Figueiredo, diretor da Sustentax, conta que a necessidade de um selo para osegmento foi percebida durante a construção da primeira edificação sustentável no Brasil, a agência do Banco Real, localizada na Granja Viana, em São Paulo. “Faltando 30 dias para ficar pronto, o prédio apresentou problemas como descascamento de tinta nas paredes, painéis soltos e tubulações defeituosas. Alguns materiais considerados ecologicamente corretos não tinham qualidade. Diante disso, percebemos a necessidade de atestar os produtos considerados sustentáveis, orientando os arquitetos na especificação dos materiais para os projetos de Green Building”, afirma. Em 2008, os primeiros selos foram concedidos para produtos da Duratex, Henkel, Deca, Basf e Giroflex.
Segundo Figueiredo, as soluções são submetidas a testes pelo Instituto de Pesquisas Tecnológicas (IPT).

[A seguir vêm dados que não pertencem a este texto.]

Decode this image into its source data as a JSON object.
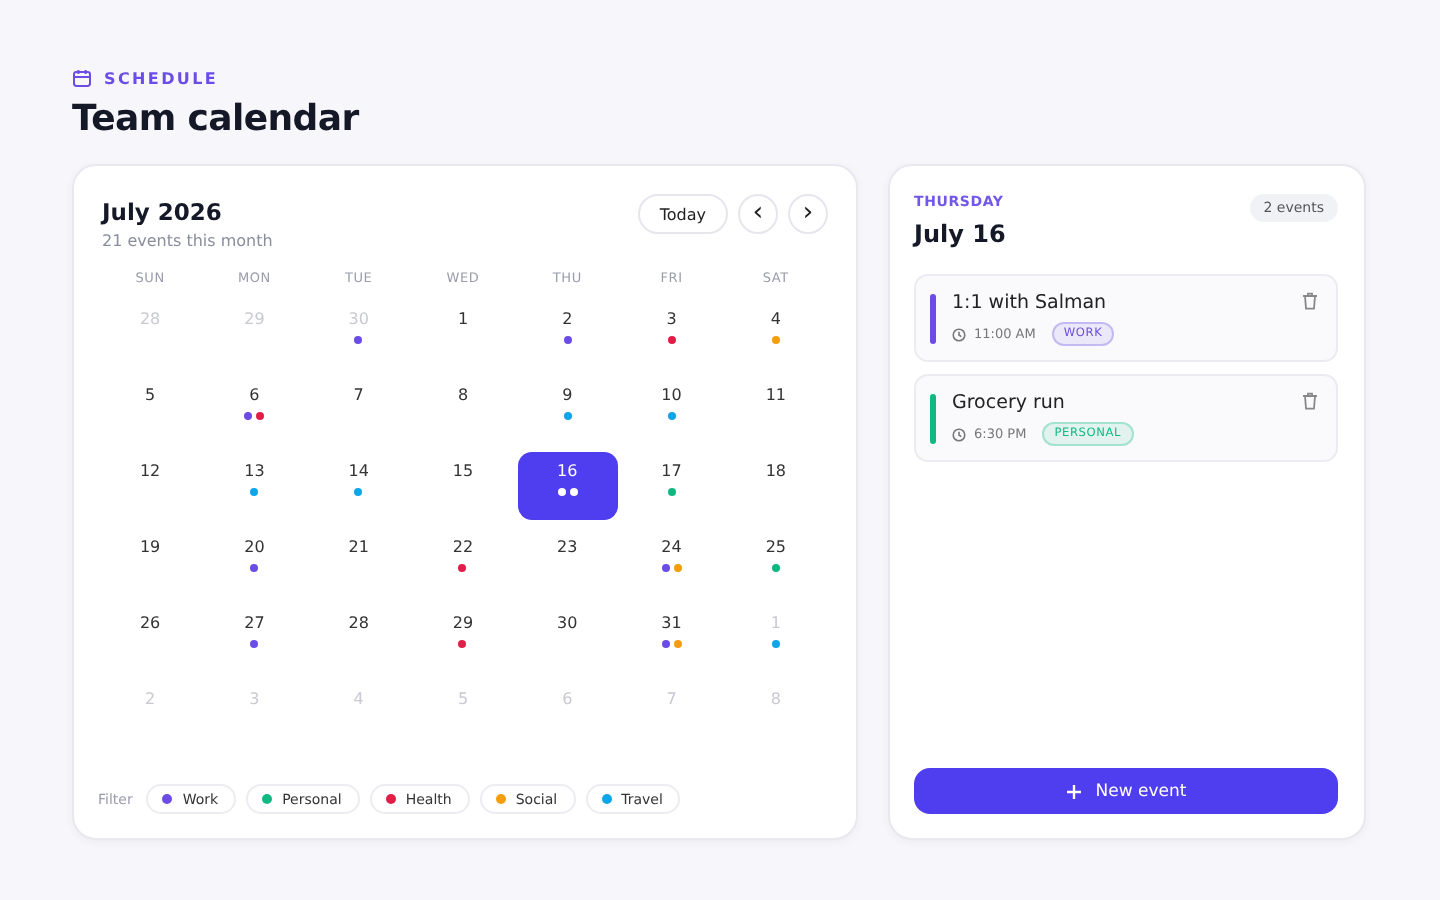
{
  "header": {
    "eyebrow": "SCHEDULE",
    "title": "Team calendar"
  },
  "calendar": {
    "month": "July 2026",
    "summary": "21 events this month",
    "today_button": "Today",
    "prev": "‹",
    "next": "›",
    "weekdays": [
      "SUN",
      "MON",
      "TUE",
      "WED",
      "THU",
      "FRI",
      "SAT"
    ],
    "days": [
      {
        "label": "28",
        "muted": true,
        "selected": false
      },
      {
        "label": "29",
        "muted": true,
        "selected": false
      },
      {
        "label": "30",
        "muted": true,
        "selected": false,
        "dots": [
          {
            "color": "#6c4ce6"
          }
        ]
      },
      {
        "label": "1",
        "muted": false,
        "selected": false
      },
      {
        "label": "2",
        "muted": false,
        "selected": false,
        "dots": [
          {
            "color": "#6c4ce6"
          }
        ]
      },
      {
        "label": "3",
        "muted": false,
        "selected": false,
        "dots": [
          {
            "color": "#e11d48"
          }
        ]
      },
      {
        "label": "4",
        "muted": false,
        "selected": false,
        "dots": [
          {
            "color": "#f59e0b"
          }
        ]
      },
      {
        "label": "5",
        "muted": false,
        "selected": false
      },
      {
        "label": "6",
        "muted": false,
        "selected": false,
        "dots": [
          {
            "color": "#6c4ce6"
          },
          {
            "color": "#e11d48"
          }
        ]
      },
      {
        "label": "7",
        "muted": false,
        "selected": false
      },
      {
        "label": "8",
        "muted": false,
        "selected": false
      },
      {
        "label": "9",
        "muted": false,
        "selected": false,
        "dots": [
          {
            "color": "#0ea5e9"
          }
        ]
      },
      {
        "label": "10",
        "muted": false,
        "selected": false,
        "dots": [
          {
            "color": "#0ea5e9"
          }
        ]
      },
      {
        "label": "11",
        "muted": false,
        "selected": false
      },
      {
        "label": "12",
        "muted": false,
        "selected": false
      },
      {
        "label": "13",
        "muted": false,
        "selected": false,
        "dots": [
          {
            "color": "#0ea5e9"
          }
        ]
      },
      {
        "label": "14",
        "muted": false,
        "selected": false,
        "dots": [
          {
            "color": "#0ea5e9"
          }
        ]
      },
      {
        "label": "15",
        "muted": false,
        "selected": false
      },
      {
        "label": "16",
        "muted": false,
        "selected": true,
        "dots": [
          {
            "color": "#ffffff"
          },
          {
            "color": "#ffffff"
          }
        ]
      },
      {
        "label": "17",
        "muted": false,
        "selected": false,
        "dots": [
          {
            "color": "#10b981"
          }
        ]
      },
      {
        "label": "18",
        "muted": false,
        "selected": false
      },
      {
        "label": "19",
        "muted": false,
        "selected": false
      },
      {
        "label": "20",
        "muted": false,
        "selected": false,
        "dots": [
          {
            "color": "#6c4ce6"
          }
        ]
      },
      {
        "label": "21",
        "muted": false,
        "selected": false
      },
      {
        "label": "22",
        "muted": false,
        "selected": false,
        "dots": [
          {
            "color": "#e11d48"
          }
        ]
      },
      {
        "label": "23",
        "muted": false,
        "selected": false
      },
      {
        "label": "24",
        "muted": false,
        "selected": false,
        "dots": [
          {
            "color": "#6c4ce6"
          },
          {
            "color": "#f59e0b"
          }
        ]
      },
      {
        "label": "25",
        "muted": false,
        "selected": false,
        "dots": [
          {
            "color": "#10b981"
          }
        ]
      },
      {
        "label": "26",
        "muted": false,
        "selected": false
      },
      {
        "label": "27",
        "muted": false,
        "selected": false,
        "dots": [
          {
            "color": "#6c4ce6"
          }
        ]
      },
      {
        "label": "28",
        "muted": false,
        "selected": false
      },
      {
        "label": "29",
        "muted": false,
        "selected": false,
        "dots": [
          {
            "color": "#e11d48"
          }
        ]
      },
      {
        "label": "30",
        "muted": false,
        "selected": false
      },
      {
        "label": "31",
        "muted": false,
        "selected": false,
        "dots": [
          {
            "color": "#6c4ce6"
          },
          {
            "color": "#f59e0b"
          }
        ]
      },
      {
        "label": "1",
        "muted": true,
        "selected": false,
        "dots": [
          {
            "color": "#0ea5e9"
          }
        ]
      },
      {
        "label": "2",
        "muted": true,
        "selected": false
      },
      {
        "label": "3",
        "muted": true,
        "selected": false
      },
      {
        "label": "4",
        "muted": true,
        "selected": false
      },
      {
        "label": "5",
        "muted": true,
        "selected": false
      },
      {
        "label": "6",
        "muted": true,
        "selected": false
      },
      {
        "label": "7",
        "muted": true,
        "selected": false
      },
      {
        "label": "8",
        "muted": true,
        "selected": false
      }
    ],
    "filter_label": "Filter",
    "filters": [
      {
        "label": "Work",
        "color": "#6c4ce6"
      },
      {
        "label": "Personal",
        "color": "#10b981"
      },
      {
        "label": "Health",
        "color": "#e11d48"
      },
      {
        "label": "Social",
        "color": "#f59e0b"
      },
      {
        "label": "Travel",
        "color": "#0ea5e9"
      }
    ]
  },
  "day_panel": {
    "weekday": "THURSDAY",
    "date": "July 16",
    "count": "2 events",
    "events": [
      {
        "title": "1:1 with Salman",
        "time": "11:00 AM",
        "tag": "WORK",
        "color": "#6c4ce6"
      },
      {
        "title": "Grocery run",
        "time": "6:30 PM",
        "tag": "PERSONAL",
        "color": "#10b981"
      }
    ],
    "new_button": "New event"
  }
}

Além disso, para obterem o selo, as empresas precisam comprovar que elas foram produzidas com responsabilidade socioambiental e de acordo com os critérios internacionais estabelecidos pelo Green Building. Também devem fornecer instruções claras para os projetistas, construtores e instaladores sobre desde a utilização de sobras e armazenamento até o descarte de embalagens.
Roberta, da FGV, calcula que já existam cerca de 350 selos no mercado, iniciativa de comunicação que, no futuro, vai contribuir mais do que hoje para orientar o consumidor na sua decisão de compra. “Os selos são importantíssimos. Mas as pessoas não decoram, o consumidor fica perdido, não sabe o que quer dizer, às vezes nem reparam na sua existência”, afirma.
Para a pesquisadora, o setor varejista pode contribuir na reversão desse quadro na medida em que representa a interface direta com o consumidor. O varejo tem —acredita — alguns papéis importantes. O primeiro diz respeito a abrir espaço para produtos sustentáveis. “Esse é um ponto importante porque em um momento inicial eles não vão ter o mesmo apelo do produto normal”, afirma. Já o segundo consiste em comunicar bem no ponto de venda para estimular o consumo consciente. “O comportamento de compra tende a permanecer o mesmo até que se tenha um fato significativo que leve a repensar o critério de escolha de produtos”, ressalta.
Na opinião de Figueiredo, os varejistas possuem hoje uma capacidade de  influência muito maior do que os fabricantes na indução de novos padrões de mercado “Como têm dificuldade em distinguir um produto socioambientalmente responsável de outro, os consumidores estão exigindo que esse filtro seja feito pelo varejo. O movimento que começa no consumidor e investidor vai promover a criação de uma nova sociedade sustentável.”, ressalta. O setor industrial, por sua vez, precisa reconhecer o papel do varejo, incluindo esse ator no seu planejamento estratégico, sobretudo no que diz respeito ao lançamento de produtos sustentáveis.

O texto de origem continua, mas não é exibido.